Аббат поморщился при этом непочтительном сопоставлении святых отцов церкви с убийцами славного короля Людовика XVI.

Но доктор продолжал:

– После этого церковь на некоторое время оставляет малыша в покое; надо подождать, пока у него прорежутся зубки и выведутся глисты…

– Ладно, ладно, доктор, – пробормотал аббат; зажмурившись, он терпеливо сносил насмешливые речи доктора, как бы говоря всем своим видом: не стесняйся, не стесняйся, обрекай свою душу на огонь и смолу ада!

Тот продолжал:

– Но едва малыш начинает проявлять первые признаки разума, едва в нем начинает брезжить понятие о себе самом и о вселенной, – отличительная черта человека, – как церковь является к нему на дом и объясняет все. Все! И так исчерпывающе, что шестилетний бутузик, еще не одолев азбуки, владеет более обширными и точными знаниями, чем королевские академии Лондона, Берлина и Парижа, вместе взятые! Маленький хитрец растолкует тебе, глазом не моргнув, как была сотворена вселенная и ее галактики, как появилась жизнь на земле, как сменяли друг друга человеческие расы, как протекали геологические революции в строении земного шара, как образовались языки, как появилась письменность… Он знает все. Он владеет безупречным методом, позволяющим ему управлять своими поступками и составлять обо всем представление; он постиг все тайны; пусть он слеп как крот, он все равно видит, что делается на небесах и в преисподней; он отлично знает, словно всю жизнь только этим и любовался, что с ним произойдет после смерти. Для него нет проблем. И вот, когда церковь сделала из маленького сопляка кладезь премудрости, она посылает его в школу, учиться грамоте… Спрашивается: зачем?

Аббат молчал, онемев от негодования.

– Нет, аббат, вы мне скажите, зачем господам священникам надо, чтобы мальчишка учился читать? Ведь вся мировая наука, все res scibilis[147]147
  Подлежащее познанию (лат.).


[Закрыть]
уже имеется в катехизисе; достаточно вдолбить в голову любому сорванцу катехизис – и он уже все знает и все понимает… Он знает столько же, сколько сам Бог… De facto[148]148
  Фактически, по сути дела (лат.).


[Закрыть]
он сам и есть Бог.

Аббат подскочил на стуле.

– Так не спорят! – закричал он. – Это не дискуссия! Это зубоскальство а-ля Вольтер! О подобных предметах следует судить о более высокой точки…

– Как так зубоскальство? Возьмите любой пример, хоть происхождение языков. Как образовались языки? Пожалуйста: Бог, недовольный постройкой Вавилонской башни…

Но дверь столовой отворилась; на пороге появилась Дионисия.
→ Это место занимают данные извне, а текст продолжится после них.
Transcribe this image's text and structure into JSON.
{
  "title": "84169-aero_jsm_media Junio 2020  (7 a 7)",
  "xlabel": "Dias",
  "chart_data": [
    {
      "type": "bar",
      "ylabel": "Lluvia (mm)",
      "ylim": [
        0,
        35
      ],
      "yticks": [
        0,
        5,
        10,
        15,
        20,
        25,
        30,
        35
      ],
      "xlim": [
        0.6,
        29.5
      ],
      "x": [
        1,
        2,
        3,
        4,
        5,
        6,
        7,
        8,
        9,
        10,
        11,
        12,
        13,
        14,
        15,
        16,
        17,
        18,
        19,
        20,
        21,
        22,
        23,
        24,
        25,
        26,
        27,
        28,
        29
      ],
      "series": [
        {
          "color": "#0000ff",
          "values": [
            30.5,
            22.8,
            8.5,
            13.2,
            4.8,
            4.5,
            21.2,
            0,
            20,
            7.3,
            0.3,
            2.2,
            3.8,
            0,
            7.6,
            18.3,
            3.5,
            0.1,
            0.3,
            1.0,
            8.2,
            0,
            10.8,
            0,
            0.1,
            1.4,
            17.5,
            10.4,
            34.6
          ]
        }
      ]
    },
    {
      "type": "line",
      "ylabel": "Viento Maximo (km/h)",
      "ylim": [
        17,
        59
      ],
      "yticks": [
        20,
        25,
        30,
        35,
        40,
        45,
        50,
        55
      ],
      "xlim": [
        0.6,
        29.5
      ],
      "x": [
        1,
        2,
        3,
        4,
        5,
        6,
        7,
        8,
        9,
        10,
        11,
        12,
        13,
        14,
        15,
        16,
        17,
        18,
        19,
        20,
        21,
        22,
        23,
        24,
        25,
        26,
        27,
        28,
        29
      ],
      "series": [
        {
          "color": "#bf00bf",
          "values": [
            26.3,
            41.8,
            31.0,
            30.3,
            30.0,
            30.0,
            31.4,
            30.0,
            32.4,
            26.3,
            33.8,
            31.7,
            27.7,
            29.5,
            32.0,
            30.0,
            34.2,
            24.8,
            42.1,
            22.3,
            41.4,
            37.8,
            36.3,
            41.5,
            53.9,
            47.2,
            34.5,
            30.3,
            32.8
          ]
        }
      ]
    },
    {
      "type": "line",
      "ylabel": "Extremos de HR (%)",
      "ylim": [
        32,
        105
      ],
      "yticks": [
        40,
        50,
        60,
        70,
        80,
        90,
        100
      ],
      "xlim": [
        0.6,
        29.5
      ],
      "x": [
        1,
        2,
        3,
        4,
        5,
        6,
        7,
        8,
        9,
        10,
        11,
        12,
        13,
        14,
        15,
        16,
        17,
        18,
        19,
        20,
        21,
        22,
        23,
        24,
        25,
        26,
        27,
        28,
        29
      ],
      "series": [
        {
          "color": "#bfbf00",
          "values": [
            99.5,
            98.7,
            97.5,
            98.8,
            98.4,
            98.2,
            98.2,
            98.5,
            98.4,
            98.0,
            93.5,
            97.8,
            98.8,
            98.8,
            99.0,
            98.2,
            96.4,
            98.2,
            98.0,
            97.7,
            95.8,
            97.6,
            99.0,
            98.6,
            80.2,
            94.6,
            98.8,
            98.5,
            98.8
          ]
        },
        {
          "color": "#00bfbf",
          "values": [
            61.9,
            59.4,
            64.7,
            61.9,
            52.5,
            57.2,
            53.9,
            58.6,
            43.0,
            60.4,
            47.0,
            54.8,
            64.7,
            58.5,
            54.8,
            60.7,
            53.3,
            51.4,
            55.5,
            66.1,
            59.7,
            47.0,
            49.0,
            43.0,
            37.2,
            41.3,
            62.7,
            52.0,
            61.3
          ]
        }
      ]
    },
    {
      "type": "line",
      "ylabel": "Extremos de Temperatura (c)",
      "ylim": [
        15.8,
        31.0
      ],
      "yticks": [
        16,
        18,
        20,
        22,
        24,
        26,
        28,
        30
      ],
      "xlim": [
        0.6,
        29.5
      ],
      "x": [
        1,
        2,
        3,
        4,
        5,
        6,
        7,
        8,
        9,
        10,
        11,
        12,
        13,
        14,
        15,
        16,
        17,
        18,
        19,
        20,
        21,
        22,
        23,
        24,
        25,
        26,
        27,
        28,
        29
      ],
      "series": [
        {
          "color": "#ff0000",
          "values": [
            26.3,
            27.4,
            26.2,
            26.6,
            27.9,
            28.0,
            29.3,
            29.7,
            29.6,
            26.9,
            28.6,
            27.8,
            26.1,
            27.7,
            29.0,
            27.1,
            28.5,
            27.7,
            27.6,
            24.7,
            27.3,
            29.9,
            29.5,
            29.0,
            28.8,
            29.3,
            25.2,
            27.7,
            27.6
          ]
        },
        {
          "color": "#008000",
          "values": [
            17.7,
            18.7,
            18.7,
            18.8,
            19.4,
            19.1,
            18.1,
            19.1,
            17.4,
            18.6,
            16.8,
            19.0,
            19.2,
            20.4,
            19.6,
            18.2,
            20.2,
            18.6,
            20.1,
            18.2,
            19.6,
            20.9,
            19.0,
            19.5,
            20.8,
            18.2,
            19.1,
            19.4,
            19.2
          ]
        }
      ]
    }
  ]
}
Доктор успел задать ей взбучку, и она его побаивалась.

– Сеньор доктор, – сказала она, и голос ее прозвучал очень ясно в наступившей тишине, – менина Амелия проснулась и хочет видеть сына.

– Так. Но ведь ребенка куда-то отправили, верно?

– Отправили.

– Значит, не о чем и говорить.

Дионисия уже закрывала дверь, когда доктор окликнул ее:

– Постойте! Скажите ей, что она увидит своего сына завтра. Завтра его непременно принесут. Солгите. Врите как сивая кобыла. Сеньор аббат вам отпустит… Пусть она спит, пусть отдыхает.

Дионисия удалилась. Но спор оборвался; при мысли о матери, которая очнулась после родовых мук и требует своего ребенка, а ребенка у нее украли и унесли далеко и навеки, оба старика забыли Вавилонское столпотворение и историю языков. Особенно был взволнован аббат. Но доктор безжалостно напомнил ему, что все это – следствие ненормального положения священников в нашем обществе.

Аббат, опустив глаза, молча возился со своей табакеркой, как бы не ведая, что в этой злополучной истории замешан священник.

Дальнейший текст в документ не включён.